The Claimant submitted that the costs should be assessed on the standard basis given that the Claimant had obtained accrued rights under the agreement made by way of acceptance of the Part 36 offer and that these rights could not be removed by retrospective application of the transitional provisions. The Claimant submitted that the parties had expressly agreed that costs would be paid in accordance with the pre-amendment provisions of CPR 36.13. In the alternative, the Claimant proposed that on a true construction of Rule 2 of the Amendments Rules, the new rules apply only to the costs of the Part 8 proceedings and not to costs of the underlying claim.

Points considered by the Court

The construction of the offer was first considered given the Claimant’s submission that the parties had expressly agreed for costs to be payable on the standard basis. It was noted that the wording of the offer was an exact repetition of CPR 36.5(1)(c) and, as such, it was not a promise to pay costs on a particular basis but an explanation of the relevant costs consequences that would apply. Therefore, there was no agreement to contract out of fixed costs. The decision of Ho v Adelekun [2019] EWCA Civ 1988 supports this rationale. The Claimant’s assertion as to an accrued right to assessment as per the pre-amended rules was rejected on the basis that the Claimant’s right to costs would only crystalise after they had been assessed, allowed or agreed.

The construction of the transitional provisions were thereafter considered. Both parties had referred to Bennion Bailey and Norbury on Statutory Interpretation (8th Ed) with regards to the effect of procedural changes and how these should affect existing cases. Whist there is a principle that changes should not take retrospective effect, there is also a general presumption that changes in procedure should apply to both pending and future proceedings. The Amended Rules effected a significant change with regards to the recoverable costs and the costs assessment procedure for an enormous amount of litigants however this change was well communicated and both the public and the legal profession had been on notice of this change for quite some time.
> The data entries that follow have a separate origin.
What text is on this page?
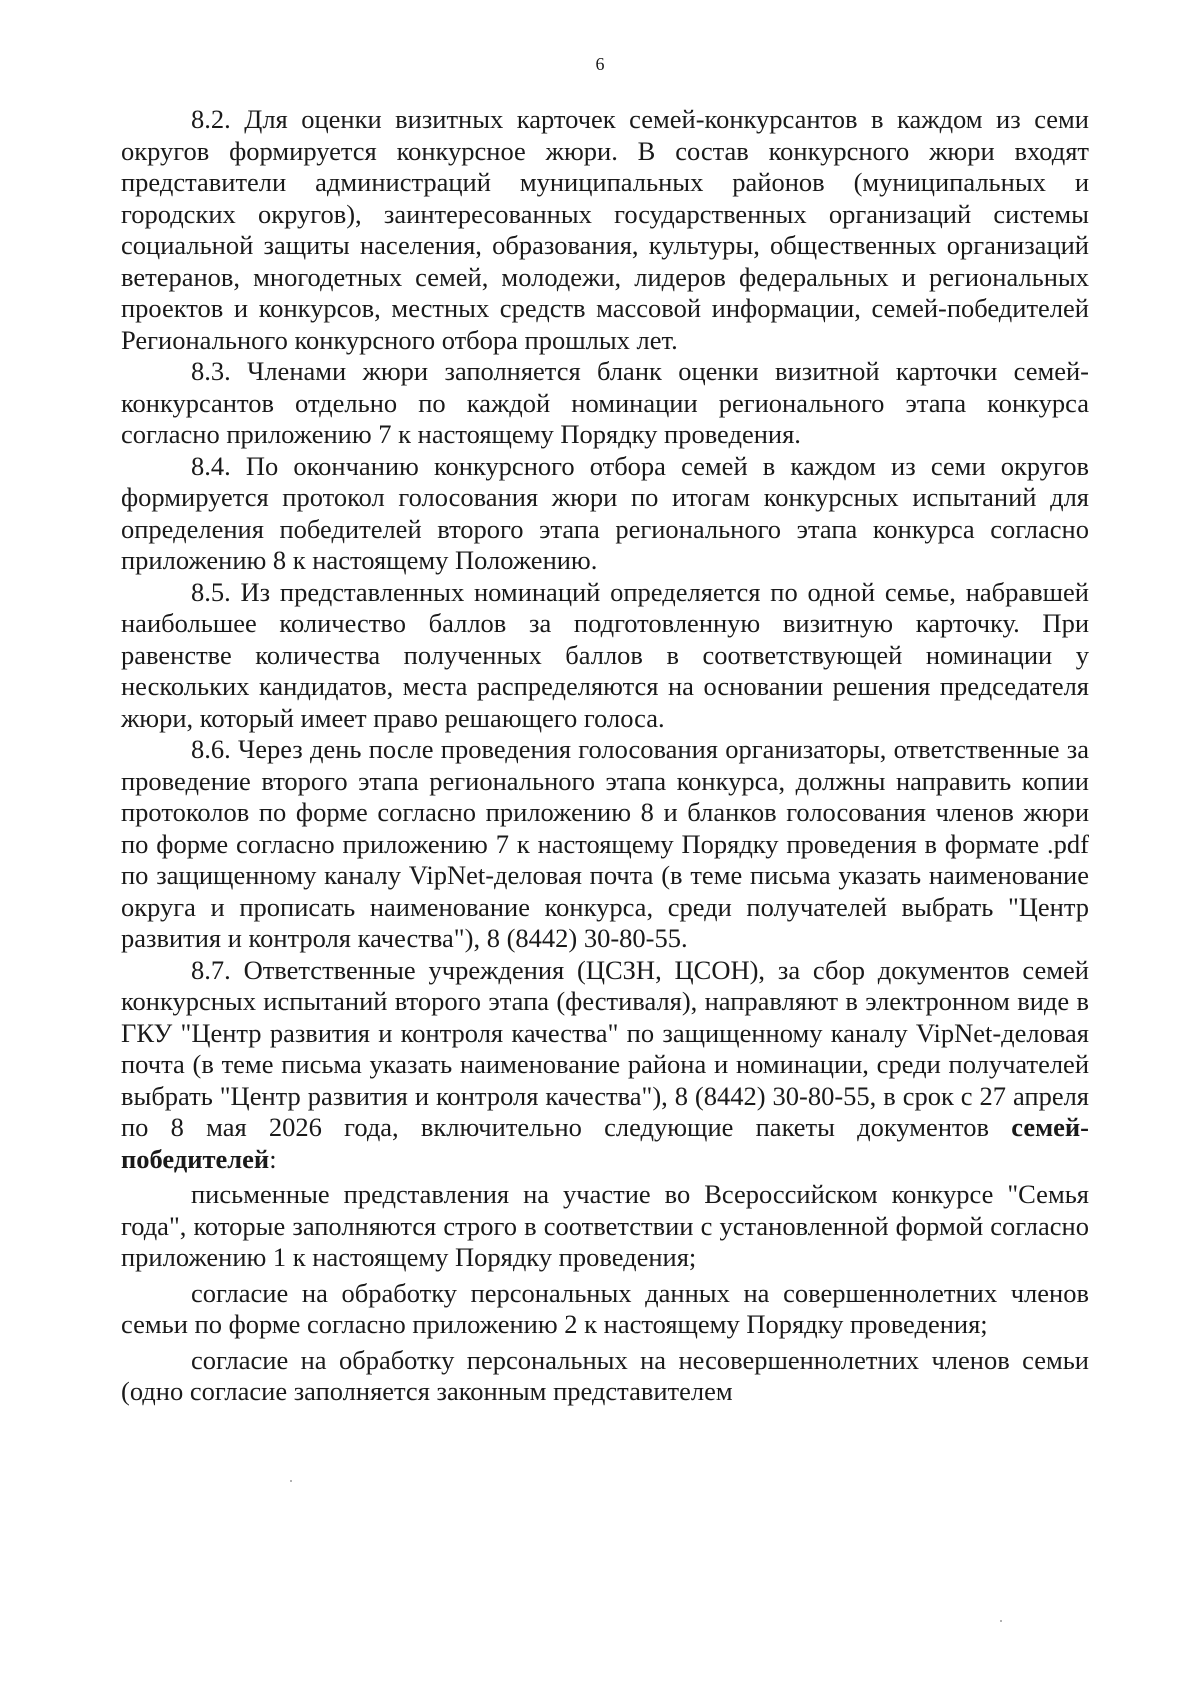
6

8.2. Для оценки визитных карточек семей-конкурсантов в каждом из семи округов формируется конкурсное жюри. В состав конкурсного жюри входят представители администраций муниципальных районов (муниципальных и городских округов), заинтересованных государственных организаций системы социальной защиты населения, образования, культуры, общественных организаций ветеранов, многодетных семей, молодежи, лидеров федеральных и региональных проектов и конкурсов, местных средств массовой информации, семей-победителей Регионального конкурсного отбора прошлых лет.

8.3. Членами жюри заполняется бланк оценки визитной карточки семей-конкурсантов отдельно по каждой номинации регионального этапа конкурса согласно приложению 7 к настоящему Порядку проведения.

8.4. По окончанию конкурсного отбора семей в каждом из семи округов формируется протокол голосования жюри по итогам конкурсных испытаний для определения победителей второго этапа регионального этапа конкурса согласно приложению 8 к настоящему Положению.

8.5. Из представленных номинаций определяется по одной семье, набравшей наибольшее количество баллов за подготовленную визитную карточку. При равенстве количества полученных баллов в соответствующей номинации у нескольких кандидатов, места распределяются на основании решения председателя жюри, который имеет право решающего голоса.

8.6. Через день после проведения голосования организаторы, ответственные за проведение второго этапа регионального этапа конкурса, должны направить копии протоколов по форме согласно приложению 8 и бланков голосования членов жюри по форме согласно приложению 7 к настоящему Порядку проведения в формате .pdf по защищенному каналу VipNet-деловая почта (в теме письма указать наименование округа и прописать наименование конкурса, среди получателей выбрать "Центр развития и контроля качества"), 8 (8442) 30-80-55.

8.7. Ответственные учреждения (ЦСЗН, ЦСОН), за сбор документов семей конкурсных испытаний второго этапа (фестиваля), направляют в электронном виде в ГКУ "Центр развития и контроля качества" по защищенному каналу VipNet-деловая почта (в теме письма указать наименование района и номинации, среди получателей выбрать "Центр развития и контроля качества"), 8 (8442) 30-80-55, в срок с 27 апреля по 8 мая 2026 года, включительно следующие пакеты документов семей-победителей:

письменные представления на участие во Всероссийском конкурсе "Семья года", которые заполняются строго в соответствии с установленной формой согласно приложению 1 к настоящему Порядку проведения;

согласие на обработку персональных данных на совершеннолетних членов семьи по форме согласно приложению 2 к настоящему Порядку проведения;

согласие на обработку персональных на несовершеннолетних членов семьи (одно согласие заполняется законным представителем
The benefits of the amendments were made with the public interest in mind. Had the Claimant wished to do so she could well have issued proceedings prior to 1 October 2023 and have been entitled to costs as per the old regime.

Furthermore, there was nothing within the rules to distinguish between the costs of the Part 8 proceedings and the costs of the substantive proceedings. Therefore the Claimant’s submission that the transitional provisions applied only to the Part 8 costs was also dismissed.

The Judge was also provided with minutes of a CPRC meeting which took place in November 2023 and corroborated his findings. He noted that, whilst it was reassuring that the views of the committee appeared to coincide with his own view, the CPRC minutes were not binding in any event.

Commentary

Whilst this is only a County Court decision and therefore not binding, it demonstrates a clear view with regards to the transitional proceedings and matters that settled pre issue prior to 1.10.23 for which costs remain in issue. Paying parties will of course be particularly wise to the fact that any cases not issued prior to 1.10.23 will now be subject to fixed recoverable costs only. Any receiving parties with costs of this nature should be mindful of this point and will unfortunately have to concede fixed costs where appropriate. A failure to do so will simply incur further irrecoverable costs.